The officer has been charged with murder, but a GoFundMe for the officer reached over $1.4 million.
That's interesting.
Maureen LePan is calling for a new general election following Macron's failure to quell the riots and blames the government's anarchic immigration policy for the lawlessness, looting, and bloodshed.
What have you done with France?
She asks.
Yeah, so it's interesting that we're calling it Muslim riots because it's about a police officer shooting someone.
And I see our notes, when I read that, I don't know that it's, I don't know that my choice of words would have been Muslim riots, but that's what it said on the screen.
Oh, well, that's all that's important.
Well, I mean, there's a bunch of reporting about the demographics that are involved.
Is it mostly the Muslim community that is committing the riots?
I couldn't say that for sure.
I saw lots of pictures with a bunch of white people, but whites can be Muslims.
It can be white Muslims.
Yeah, I mean, I don't know.
But it's an interesting case of rioting because it's not, I mean, the George Floyd thing was awful.
Yeah.
But it was also he's restraining someone and he died in custody.
But this is like, did you see the video?
I didn't see the video.
I've read about it, but I haven't watched the video.
I mean, the police officer is positioned in front of the guy's windshield with a gun out.
Yeah.
Which I guess you could argue that that's going too far, but we don't know the whole story.
And then the guy just decides to drive.
So he's like pushing the guy out of the way with the car and then he shoots him.
It's like.
Once you're in a vehicle, that can be a weapon.
Yeah.
It was hard for me to find the real problem there with him firing.
So I don't know.
It's just a little strange to come out of riots with that and him being charged with murder.
Yeah.
I mean, you could argue there was negligence or something.
I don't know, but it was strange.
Have you followed this one at all?
Yeah, I didn't watch.
I didn't watch the video, but I mean, France has been burning in various times for several decades now.

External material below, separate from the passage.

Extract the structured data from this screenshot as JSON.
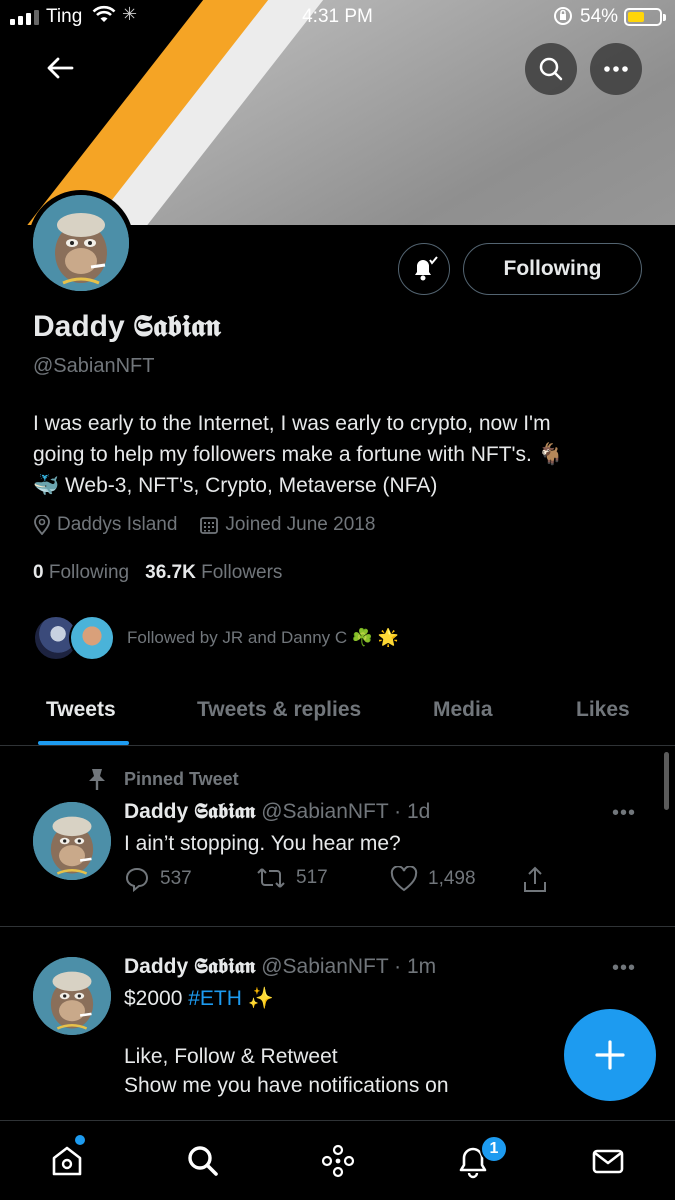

I mean, in the Ben Loo around Paris, which is like the heavily immigrant neighborhoods, there's always been car burnings.
They'll burn 500 cars in a night.
That's just sort of a thing that happens in France.
Well, you have to when the Lakers win.
Yeah, exactly.
So I think, I mean, was it just a trigger?
It was already sort of this like, you know, powder keg.
So, yeah, I don't know if it's Muslim.
It's just these young young men who are anti-France.
Yeah, there's been several riots in France.
Yeah.
All different issues.
Lots of issues.
To be fair, can we really say they're burning down France if it's already burning?
Right.
They're just burning French cars anyway.
Who doesn't know?
They're just burning Paris.
The rest of it's okay.
Who cares?
They already got Notre Dame.
We don't know what happened there.
Right.
Yeah, that's oddly suspicious.
That was a little weird.
I saw a thing this week.
Did you see where Morrissey is singing a song about that it was probably terrorist or something?
Oh, yeah.
Oh, no.
I didn't see that.
Yeah, there was a, I don't know, I don't follow Morrissey well, but a friend of mine posted a video at some concert.
Morrissey has a new song about how the Notre Dame fire, that they said it wasn't terrorism, but that it seems like it was terrorism.
That wouldn't surprise me that they tried to cover that up for the sake of like political relations and stuff.
And I think part of the aspect of this Muslim riots is that they did deface like the Holocaust memorials and stuff.
Why would rioters do that?
Yeah.
I don't know.
I don't know.
I'm just asking questions.
I'm just noticing something.
Yeah.
Yeah, interesting.
So speaking of rioters, it's not a good segue.
Sorry.
Cocaine was found in the west wing of the White House.
How did it get there?
No one will ever know.
Who would possibly bring cocaine in the White House?
Happy Snort of July.
Yeah, so Hunter Biden was confirmed at the White House.
And then he spent the weekend with his father at Camp David.
And then suddenly they're like, hey, what's this white substance here?
He was there on Friday and then he left for the weekend with his family.
And then it was Sunday right there.
It was Sunday they discovered it.
And they've been really cagey and weird about saying where it was found and what exactly it was.
Because first they said it was a mysterious substance and a lot of the media had reported that.
Yeah, and then they said, oh, wait, it's a nasal spray.
They said it was nasal spray.
And then there were some outlets that started saying it was cocaine.
And then a lot of out was saying it was like cocaine hydroxychloroquine.
And they were like, it's like an anesthetic that's sometimes used that's sort of like cocaine.
And then it came out, it was just a bag of cocaine.
And then they said it was in the library, but it can't be in the library because we know Hunter is not going and checking any books.
No, that's a good point.
I don't think he's reading anything.
He should read my book.
Maybe we'll clean him up.
Yeah, he would.
And where can you buy your book?
Anywhere bookstores are sold?
Not bookstores.
No bookstores.
People have said they've walked into local bookstores and just get some blank stairs.
There's no Barnes and Noble.
Will they order it for you at Barnes and Noble?
They say, hey, I want this domestic exchange.
Order it from you.
Amazon still stocks it.
All the websites.
Yeah, good luck finding it in real life.
No one.
We have the only real copy.
This is it.
The one lucky listener will get to.
Yeah.
But maybe we can get a copy of this in the White House library where the cocaine was found.
Yeah.
I mean, it was not found.
You know, Gavin Newsom keeps talking about banning books.
He was just in Idaho talking about this at a bookstore where they have all the banned books.
I'm like, well, my book better be there.
Yeah.
Why isn't my book in all these little school libraries, Gavin?
Oh.
Oh, some books maybe need to be banned.
Yeah.
That would be interesting.
You know, he probably was using your book because that's a very nice, smooth surface for whatever, whatever they do.
Folks, it doubles as a for your drug bindle.
This is another way of the story.
I mean, you can do this endlessly with almost every story, but it's one of these things.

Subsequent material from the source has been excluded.